富山から親不知 10時22分発糸魚川行普通列車に乗車。車内はがら空きである。海側のボックスを確保する。列車が走り出し、しばらくして遠くに青い日本海が見え始めた。白い波頭が見える。かなり風が吹いているようだ。魚津駅を過ぎる。この辺りは蜃気楼現象で有名な地域だ。ぜひ見たい景色だ。黒部を過ぎ、列車は海岸沿いを走るようになり荒れた日本海がよく見えるようになる。越中宮崎駅にはヒスイ海岸という看板が立っている。日本海のどこかで翡翠が拾える海岸があるという話を思い出した。糸魚川だったように思ったが、ここでも拾えるのだろうか。市振駅に到着。海岸がすぐ駅の横まで迫っている。波しぶきが飛んできそうな距離た。風除けの壁がプラットホームの横に立っていた。いよいよ次が親不知だ。

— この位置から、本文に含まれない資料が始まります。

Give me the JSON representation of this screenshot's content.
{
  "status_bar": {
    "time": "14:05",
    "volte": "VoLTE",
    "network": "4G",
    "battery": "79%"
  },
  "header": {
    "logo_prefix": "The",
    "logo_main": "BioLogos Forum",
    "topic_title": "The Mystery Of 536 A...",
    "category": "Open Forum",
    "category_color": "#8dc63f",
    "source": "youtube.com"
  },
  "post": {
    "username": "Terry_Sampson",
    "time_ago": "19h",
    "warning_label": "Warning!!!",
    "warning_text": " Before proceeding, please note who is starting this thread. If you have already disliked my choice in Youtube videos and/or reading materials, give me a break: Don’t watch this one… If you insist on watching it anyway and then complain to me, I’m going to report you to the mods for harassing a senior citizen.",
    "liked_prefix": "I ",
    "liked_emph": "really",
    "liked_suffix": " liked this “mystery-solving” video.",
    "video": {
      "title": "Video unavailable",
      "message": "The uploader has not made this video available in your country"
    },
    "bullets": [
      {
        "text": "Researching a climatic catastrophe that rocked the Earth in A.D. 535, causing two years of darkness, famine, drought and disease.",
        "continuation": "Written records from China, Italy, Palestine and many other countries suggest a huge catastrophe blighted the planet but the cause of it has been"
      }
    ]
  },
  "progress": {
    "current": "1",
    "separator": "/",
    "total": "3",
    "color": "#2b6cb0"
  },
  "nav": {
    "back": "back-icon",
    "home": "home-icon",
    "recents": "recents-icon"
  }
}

長いトンネルを抜け11時半過ぎ列車は親不知駅に到着。寂れた無人駅に下車したのは私一人だった。巨大な橋脚がずらりと並んでいる。北陸高速道路と国道8号線の橋脚だ。橋脚が海岸線をさえぎって、日本海はその隙間からしか見られない。駅前に親不知を案内する地図が立てられている。景勝地親不知まで4キロ、バス15分と表示されている。バスが走っているのだろうか。
地図を見ている所へおばあさんがやって来た。 「親不知へはバスも出ているのですか」と、聞くと、「以前はバスもあったのですが、今は走っていません。15分位行った所に漁火というレストランがあります。そこから親不知の海が見えますから、ぜひそこへ行かれたらどうですか。」と、おばあさんは、にこにこしながら親切に説明してくれた。
この道を歩いて行けば、親不知まで行けるようだ。とにかく歩いてみようと、防寒具に身を固めて、雪が舞う強風の吹く道を歩き始めた。
突然、男性が停まっている車から飛び出した。フェンスを飛び越してホームへ駆けて行く。手にはカメラを持っている。写真を撮りにやって来た人のようだ。しばらくして特急列車が親不知駅を通過して行った。
被っている帽子が飛ばされそうになる。どの位の風が吹いているのだろうか。20メートルを超えていそうな気がする。すぐ近くに海があるのに道路や橋脚が邪魔をして見えない。こんなふうに景観が変わってしまったことを、この土地に住む人は喜んでいるのだろうか。